Mother Superior came along and escorted us to one of the private sitting rooms.  I was determined to get a spear this time when she took me around to the display cabinets, she could sod off with her carved giraffes and Zulu warriors.  She warned me that Aunty Billie, well what else are you going to call a Catholic nun born on the twelfth of July, she warned me that Billie might not know me.  Nuns are renowned for scolding people, especially little boys who they had cared for, so I took this as a reference to my visits which had been few and far between.  “I’m living on the mainland,“ I said, hoping that the fact that I was living in England would excuse my tardiness. “No,” she said, taking my hand, like a mother might, well; I think that is what a mother might do and I should know, I’ve got two.
Mother Superior went on to explain that Billie had Alzheimer’s and might not recognise me.  I think it was the first time I had come across the disease, I didn’t really know what to expect.  Billie was brought in and two postulates served us tea and biscuits.  Billie seemed normal, well; she looked her normal self, smiling and happy, I expected we were waiting to be alone before beginning our conversation.  I think this was one of the hardest things I have ever done in my life, sitting talking to someone who I had known all my life but who now didn’t know who I was.  Perhaps if I had been warned what to expect it might not have hit me so hard.  I tried everything to find some sort of memory that she could use to come back to me and say hello, but it was impossible.  Mother Superior came back in and suggested that Billie might need a rest.  As we left, Billie still sat there smiling and nodding but it was obvious that she hadn’t a clue what had happened or what was happening.

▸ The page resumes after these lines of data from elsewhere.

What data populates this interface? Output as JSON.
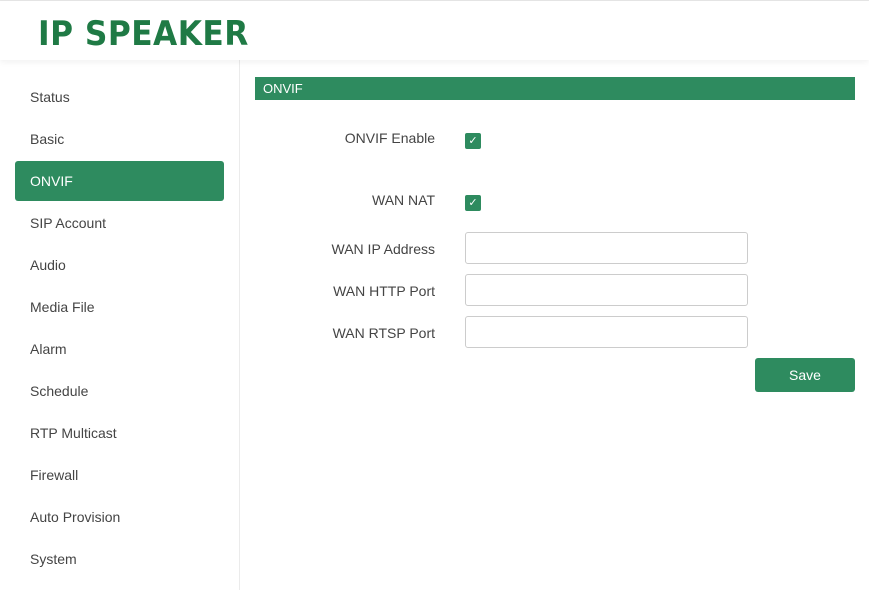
{
  "app": {
    "title": "IP SPEAKER"
  },
  "sidebar": {
    "items": [
      {
        "label": "Status",
        "active": false
      },
      {
        "label": "Basic",
        "active": false
      },
      {
        "label": "ONVIF",
        "active": true
      },
      {
        "label": "SIP Account",
        "active": false
      },
      {
        "label": "Audio",
        "active": false
      },
      {
        "label": "Media File",
        "active": false
      },
      {
        "label": "Alarm",
        "active": false
      },
      {
        "label": "Schedule",
        "active": false
      },
      {
        "label": "RTP Multicast",
        "active": false
      },
      {
        "label": "Firewall",
        "active": false
      },
      {
        "label": "Auto Provision",
        "active": false
      },
      {
        "label": "System",
        "active": false
      }
    ]
  },
  "main": {
    "section_title": "ONVIF",
    "onvif_enable": {
      "label": "ONVIF Enable",
      "checked": true
    },
    "wan_nat": {
      "label": "WAN NAT",
      "checked": true
    },
    "wan_ip": {
      "label": "WAN IP Address",
      "value": ""
    },
    "wan_http_port": {
      "label": "WAN HTTP Port",
      "value": ""
    },
    "wan_rtsp_port": {
      "label": "WAN RTSP Port",
      "value": ""
    },
    "save_label": "Save",
    "check_glyph": "✓"
  },
  "colors": {
    "accent": "#2e8b5f",
    "logo": "#1f7a45",
    "text": "#444444",
    "border": "#cccccc"
  },
  "icons": {
    "checkbox_checked": "check-icon"
  }
}
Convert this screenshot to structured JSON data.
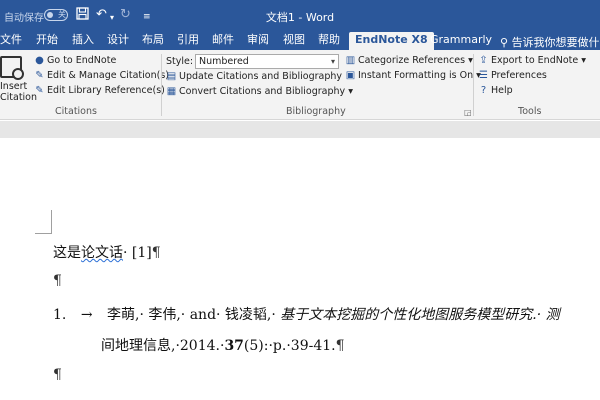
{
  "titlebar": {
    "autosave_label": "自动保存",
    "autosave_state": "关",
    "save_icon": "save-icon",
    "undo_icon": "undo-icon",
    "redo_icon": "redo-icon",
    "customize_icon": "customize-qat-icon",
    "doc_title": "文档1 - Word",
    "bg_color": "#2b579a"
  },
  "tabs": {
    "file": "文件",
    "home": "开始",
    "insert": "插入",
    "design": "设计",
    "layout": "布局",
    "references": "引用",
    "mailings": "邮件",
    "review": "审阅",
    "view": "视图",
    "help": "帮助",
    "endnote": "EndNote X8",
    "grammarly": "Grammarly",
    "search_hint": "告诉我你想要做什么"
  },
  "ribbon": {
    "citations": {
      "insert_label_1": "Insert",
      "insert_label_2": "Citation",
      "go_to_endnote": "Go to EndNote",
      "edit_manage": "Edit & Manage Citation(s)",
      "edit_library": "Edit Library Reference(s)",
      "group_label": "Citations"
    },
    "bibliography": {
      "style_label": "Style:",
      "style_value": "Numbered",
      "update": "Update Citations and Bibliography",
      "convert": "Convert Citations and Bibliography",
      "categorize": "Categorize References",
      "instant": "Instant Formatting is On",
      "group_label": "Bibliography"
    },
    "tools": {
      "export": "Export to EndNote",
      "preferences": "Preferences",
      "help": "Help",
      "group_label": "Tools"
    }
  },
  "document": {
    "line1_prefix": "这是",
    "line1_underlined": "论文话",
    "line1_suffix": "· [1]",
    "pilcrow": "¶",
    "ref_number": "1.",
    "ref_tab": "→",
    "ref_authors": "李萌,· 李伟,· and· 钱凌韬,· ",
    "ref_title": "基于文本挖掘的个性化地图服务模型研究.· 测",
    "ref_line2_prefix": "间地理信息,·2014.·",
    "ref_volume": "37",
    "ref_line2_suffix": "(5):·p.·39-41."
  }
}
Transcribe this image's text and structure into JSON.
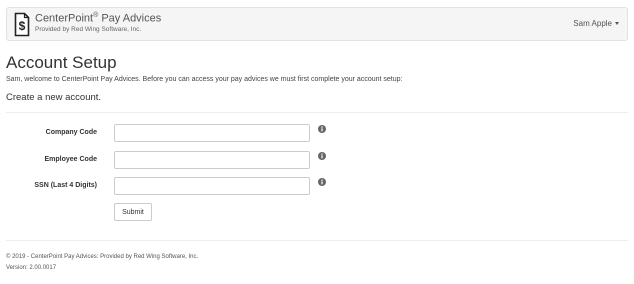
{
  "header": {
    "brand_name": "CenterPoint",
    "brand_reg": "®",
    "brand_product": " Pay Advices",
    "brand_subtitle": "Provided by Red Wing Software, Inc.",
    "logo_icon": "dollar-document-icon",
    "user_name": "Sam Apple"
  },
  "page": {
    "title": "Account Setup",
    "welcome": "Sam, welcome to CenterPoint Pay Advices. Before you can access your pay advices we must first complete your account setup:",
    "subtitle": "Create a new account."
  },
  "form": {
    "fields": [
      {
        "label": "Company Code",
        "value": "",
        "icon": "info-icon"
      },
      {
        "label": "Employee Code",
        "value": "",
        "icon": "info-icon"
      },
      {
        "label": "SSN (Last 4 Digits)",
        "value": "",
        "icon": "info-icon"
      }
    ],
    "submit_label": "Submit"
  },
  "footer": {
    "copyright": "© 2019 - CenterPoint Pay Advices: Provided by Red Wing Software, Inc.",
    "version": "Version: 2.00.0017"
  }
}
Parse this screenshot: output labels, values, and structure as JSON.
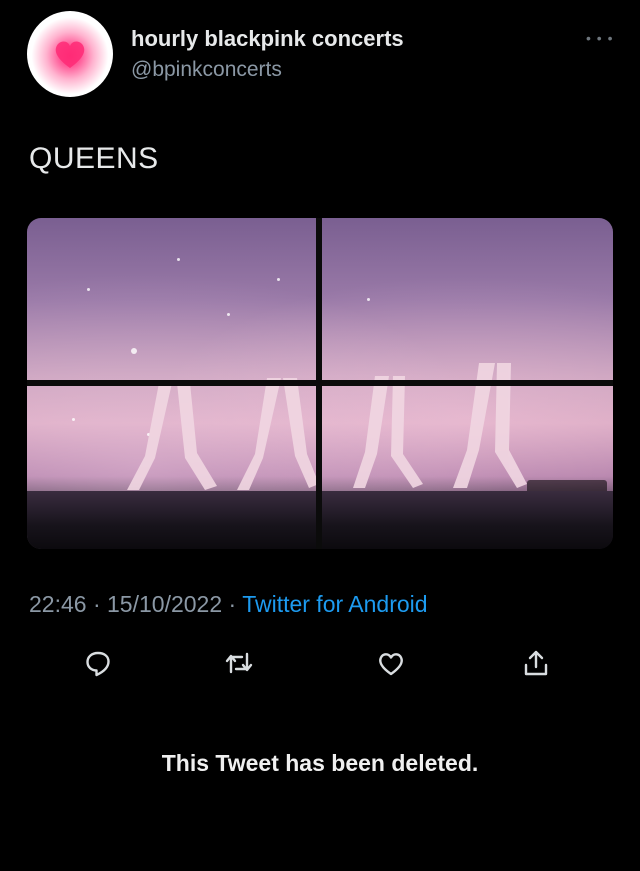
{
  "tweet": {
    "display_name": "hourly blackpink concerts",
    "handle": "@bpinkconcerts",
    "more_icon": "ellipsis-icon",
    "text": "QUEENS",
    "time": "22:46",
    "date": "15/10/2022",
    "separator": "·",
    "source": "Twitter for Android"
  },
  "actions": [
    {
      "name": "reply",
      "icon": "reply-icon"
    },
    {
      "name": "retweet",
      "icon": "retweet-icon"
    },
    {
      "name": "like",
      "icon": "heart-icon"
    },
    {
      "name": "share",
      "icon": "share-icon"
    }
  ],
  "notice": {
    "deleted": "This Tweet has been deleted."
  },
  "colors": {
    "background": "#000000",
    "text": "#e7e9ea",
    "secondary": "#8b98a5",
    "accent": "#1d9bf0"
  }
}
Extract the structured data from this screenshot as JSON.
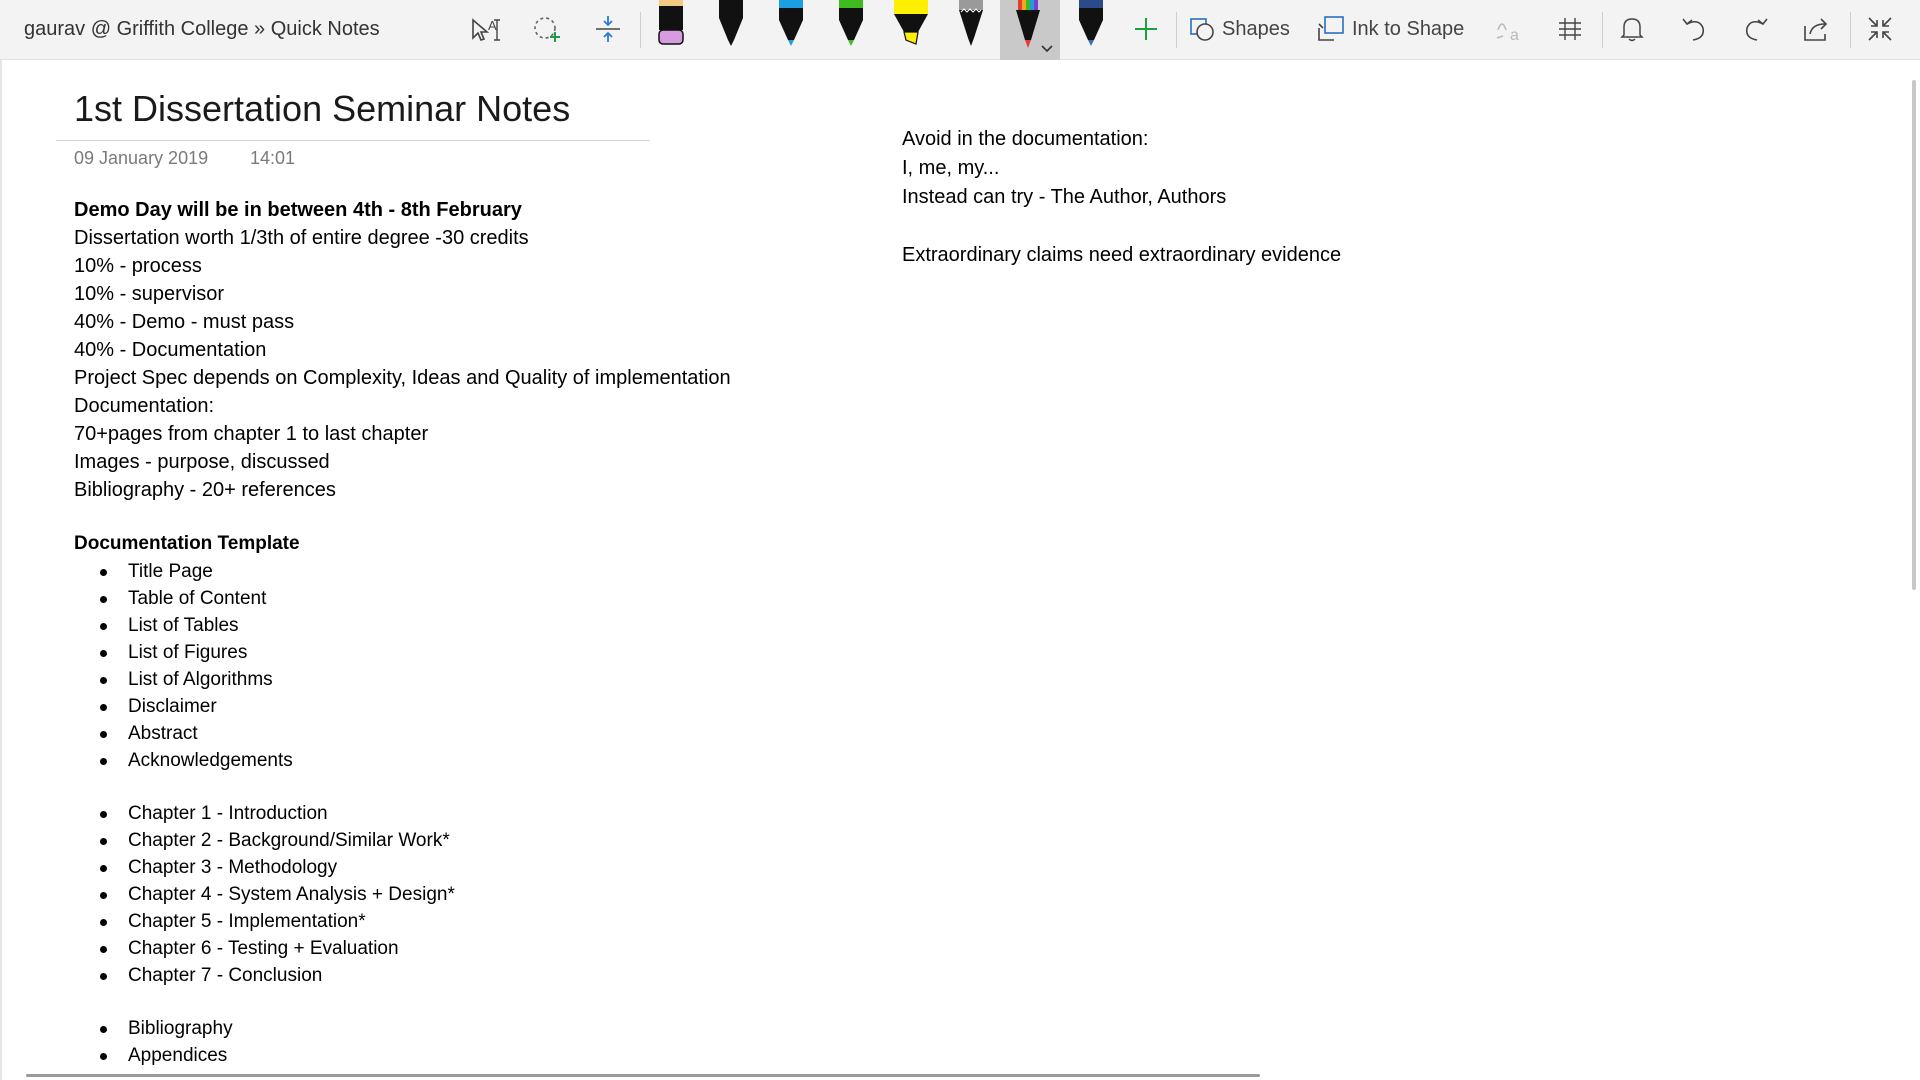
{
  "toolbar": {
    "breadcrumb": "gaurav @ Griffith College » Quick Notes",
    "shapes_label": "Shapes",
    "ink_to_shape_label": "Ink to Shape",
    "pens": [
      {
        "name": "pen-pink",
        "color": "#d79be0"
      },
      {
        "name": "pen-black",
        "color": "#000000"
      },
      {
        "name": "pen-cyan",
        "color": "#1aa0e0"
      },
      {
        "name": "pen-green",
        "color": "#3dbb1f"
      },
      {
        "name": "highlighter-yellow",
        "color": "#ffef00"
      },
      {
        "name": "pen-gray",
        "color": "#9a9a9a"
      },
      {
        "name": "pen-rainbow",
        "color": "#e23d2f"
      },
      {
        "name": "pen-galaxy",
        "color": "#2a4a8a"
      }
    ],
    "accent_add_color": "#1e9e43"
  },
  "page": {
    "title": "1st Dissertation Seminar Notes",
    "date": "09 January 2019",
    "time": "14:01"
  },
  "notes": {
    "heading": "Demo Day will be in between 4th - 8th February",
    "lines": [
      "Dissertation worth 1/3th of entire degree -30 credits",
      "10% - process",
      "10% - supervisor",
      "40% - Demo - must pass",
      "40% - Documentation",
      "Project Spec depends on Complexity, Ideas and Quality of implementation",
      "Documentation:",
      "70+pages from chapter 1 to last chapter",
      "Images - purpose, discussed",
      "Bibliography - 20+ references"
    ]
  },
  "template": {
    "title": "Documentation Template",
    "front_matter": [
      "Title Page",
      "Table of  Content",
      "List of Tables",
      "List of Figures",
      "List of Algorithms",
      "Disclaimer",
      "Abstract",
      "Acknowledgements"
    ],
    "chapters": [
      "Chapter 1 - Introduction",
      "Chapter 2 - Background/Similar Work*",
      "Chapter 3 - Methodology",
      "Chapter 4 - System Analysis + Design*",
      "Chapter 5 - Implementation*",
      "Chapter 6 - Testing + Evaluation",
      "Chapter 7 - Conclusion"
    ],
    "back_matter": [
      "Bibliography",
      "Appendices"
    ]
  },
  "right_notes": {
    "lines": [
      "Avoid in the documentation:",
      "I, me, my...",
      "Instead can try - The Author, Authors"
    ],
    "quote": "Extraordinary claims need extraordinary evidence"
  }
}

There’s only one way a good ol boy can handle personal stuff like that and that is with excessive speed, which I employed as we approached the border.  I don’t think we had any music on in the car as country and western might have made the situation worse, if such a thing could happen.  What was needed was some thrash metal or for six paratroopers to drag me from the car and allow me to express my rage.  As usual we discovered that everyone in the family knew about Billie, but once again they had forgotten to tell me.  I couldn’t wait to get away from mother number one and meet up with Anne and Davie.  There were three bottles of whiskey on the kitchen table and I explained the rules of the old air force game we used to play, where all three bottles would be consumed.  One of us would leave the table and the other three had to guess who had left.  Anne loved her doll’s house, but there was only one little problem.  Pat, the old girlfriend, popped in when she heard I was about.  She didn’t say how nice she thought the doll’s house was, or how well it had been made, all she said was, “Where’s mine?”